I tried a technique called the No Mess Method by Dana K. White to declutter my whole house today!
Full disclosure—this process actually took 2 days. But that’s exactly why I was so excited to try it out—it allows you to declutter as you go, so even if you get interrupted, you don’t have to come back to a million little piles or massive messes that just cause more stress or anxiety.
To start, I made sure I had the essentials ready to go—a black garbage bag and a bin for donations. The idea for this method is that you immediately put items into the trash bag, the donation bin, or take them to where they belong in your house.
Join me on this journey as I record my thoughts while trying this new (to me) technique!
I started this process on a Wednesday during my son’s afternoon nap, knowing that it was likely that I would get interrupted soon.
I completed our entire master bedroom, which includes our dresser, a desk, 2 nightstands, and our closet. Here’s the breakdown of what I got rid of and decluttered:
Trash: Socks with holes, old receipts, and loose papers.
Donate: A purse and some old jewellery.
Rehome: Items from our nightstands, cups of water, loose change, and some pens.
When I was sorting through my jewellery, I found a couple of sentimental pieces that I don’t wear right now, so I tucked them away in my “memento box,” where I save special items. I also didn’t declutter our closet because I was planning to try a different technique for that in the next few days!
By the time I was finished, nap time was over. Using this technique helped me feel more at peace and energized, even though I hadn’t completed my decluttering!
Later that evening, I decluttered our bathroom and living room. I cleaned out our bathroom vanity about a month ago, so this was just a maintenance declutter. Since we live in such a tiny space, we keep our living room very minimal—my main priority in this room was going through our large bookshelf (with open shelves and hidden drawers).
Trash: Old chapstick and miscellaneous bath products we had finished using.
Donate: I didn’t find anything in the bathroom, but when I went through our bookshelf in the living room, I found a couple of books, some cookbooks, baby toys, and miscellaneous cords to donate.
Rehome: Since we keep these two areas of our home very minimal already, the majority of the rehoming included various items we had carried in and out of these rooms throughout the day (i.e., laundry, dishes, etc.).
The next morning, I tackled the largest amount of decluttering focusing on our entryway, kitchen, maintenance room, and nursery. Here’s the breakdown:
Trash: Some expired food in our fridge, old receipts in the drawers of our entryway table, lint and random packaging in the maintenance room
Donate: A frying pan, random glass jars, a casserole dish, a baking pan, and a box full of baby clothes I didn’t want to keep.
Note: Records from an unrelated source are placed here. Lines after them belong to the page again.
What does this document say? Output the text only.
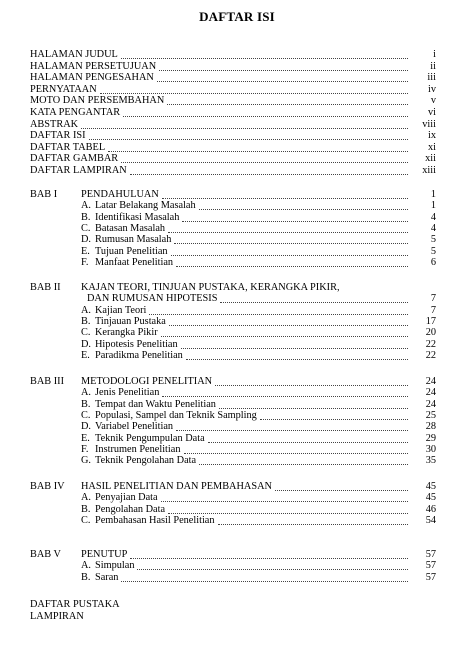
DAFTAR ISI
HALAMAN JUDUL	i
HALAMAN PERSETUJUAN	ii
HALAMAN PENGESAHAN	iii
PERNYATAAN	iv
MOTO DAN PERSEMBAHAN	v
KATA PENGANTAR	vi
ABSTRAK	viii
DAFTAR ISI	ix
DAFTAR TABEL	xi
DAFTAR GAMBAR	xii
DAFTAR LAMPIRAN	xiii
BAB I PENDAHULUAN	1
A. Latar Belakang Masalah	1
B. Identifikasi Masalah	4
C. Batasan Masalah	4
D. Rumusan Masalah	5
E. Tujuan Penelitian	5
F. Manfaat Penelitian	6
BAB II KAJAN TEORI, TINJUAN PUSTAKA, KERANGKA PIKIR,
DAN RUMUSAN HIPOTESIS	7
A. Kajian Teori	7
B. Tinjauan Pustaka	17
C. Kerangka Pikir	20
D. Hipotesis Penelitian	22
E. Paradikma Penelitian	22
BAB III METODOLOGI PENELITIAN	24
A. Jenis Penelitian	24
B. Tempat dan Waktu Penelitian	24
C. Populasi, Sampel dan Teknik Sampling	25
D. Variabel Penelitian	28
E. Teknik Pengumpulan Data	29
F. Instrumen Penelitian	30
G. Teknik Pengolahan Data	35
BAB IV HASIL PENELITIAN DAN PEMBAHASAN	45
A. Penyajian Data	45
B. Pengolahan Data	46
C. Pembahasan Hasil Penelitian	54
BAB V PENUTUP	57
A. Simpulan	57
B. Saran	57
DAFTAR PUSTAKA
LAMPIRAN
Rehome: I rehomed so many items during this session since this was the largest area of our house I was tackling!
What I Learned:
This method works exceptionally well if you are prone to distraction or have a lot of distractions around you while decluttering! Seeing my progress as I went along was not only freeing, it motivated me to keep going! I was very tempted to start making piles of items instead of immediately making decisions or returning things to where they belonged, but I stuck to the “rules” and realized that it didn’t actually add a lot of time to keep walking around and rehoming items—if anything, it actually helped me tackle our home more efficiently!